Wednesday, February 10, 2010

Why governments shouldn’t own Airlines

Over the last 30 years have the airline industry went from national Airlines operated with country based hubs to international companies with global hubs. The big countries have an advantage because of their home market, but all the traditional airlines have had challenges when they have been privatized. This has changed the market. The possibility of growth has given great completion, and the openness has given new companies the possibility to start flying. New companies has a different cost structure, and with focus on low cast travel companies like Ryanair, EasyJet and Norwegian as grown from marginal companies to big players. This completion is healthy for all players. The strongest will survive – as the customers will prefer the company that offers the most for the lowest cost the costly premium companies will need to really need to keep their premium image to keep their travelers. If the expectation becomes low quality, the only way to stay in business is to change the expectations by investing in service, or my drastically changing pricing. Low cost has an impact to the baseline of the company. If you change your income, and not your cost base – you’ll spend more money than you earn. This is not something owners will accept over time. And here is the problem with governments like the Swedish, Norwegian and Danish that owns Scandinavian Airlines (SAS). They put more money into their company changing the market conditions. If it is legal is one aspect, but basically the governments spend tax money to keep some legacy company in business – making privately financed firms suffer. Let us compare this to something else.

You own a DVD-store. Your business is going great. But the government decide that there should be sold more “not-very-interesting”-movies from some small boring town because of some culture or local political agenda. So they decide that they will open a store next to yours to sell this “not-very-interesting”-movie. The appointed store manager can market heavily for this product that isn’t in directly completion to your products – but he decides that he will please his manager by increasing sales – and starts to sell DVDs from the same selection as you. Having covered all the fixed costs (store, staff etc) the price on the DVDs is lower than yours – and you end up closing your store because you can’t compete with somebody that doesn’t need to earn money.

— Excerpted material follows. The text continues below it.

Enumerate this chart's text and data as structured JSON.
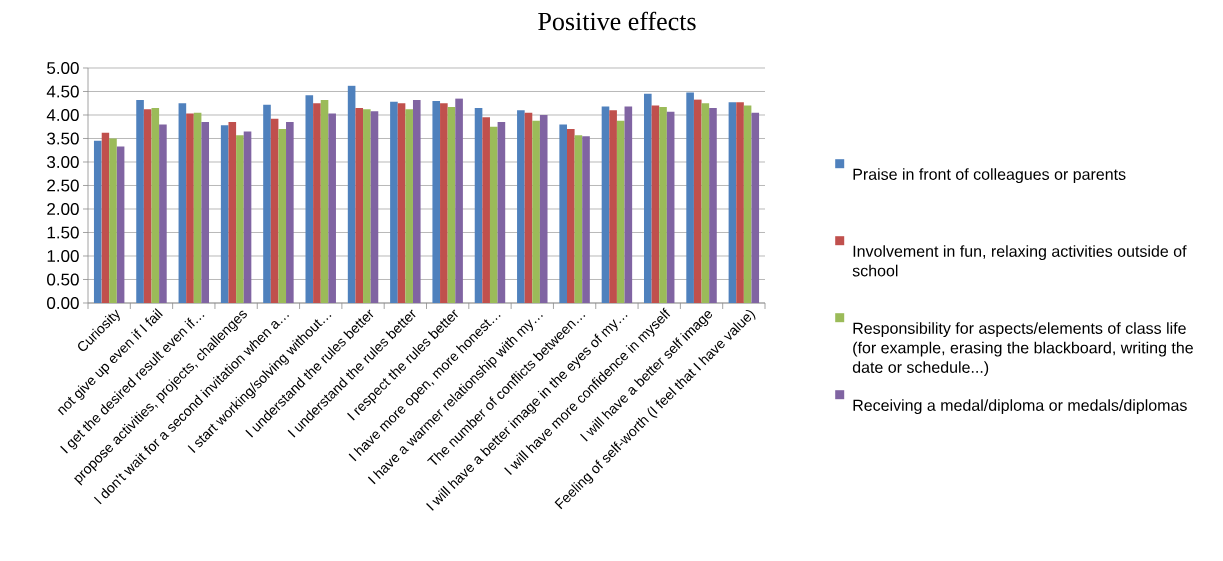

How can privately owned companies stay in business if they are constantly competing with somebody who doesn’t need to earn money? The dynamics in the market is wrong. The government should sell their stocks, and ensure that there is healthy completion in the market place. Because if they keep up subsiding they’ll end up with some companies that don’t feel they need to be attractive for consumers – because they will be saved if they don’t manage the competition. And everybody loose.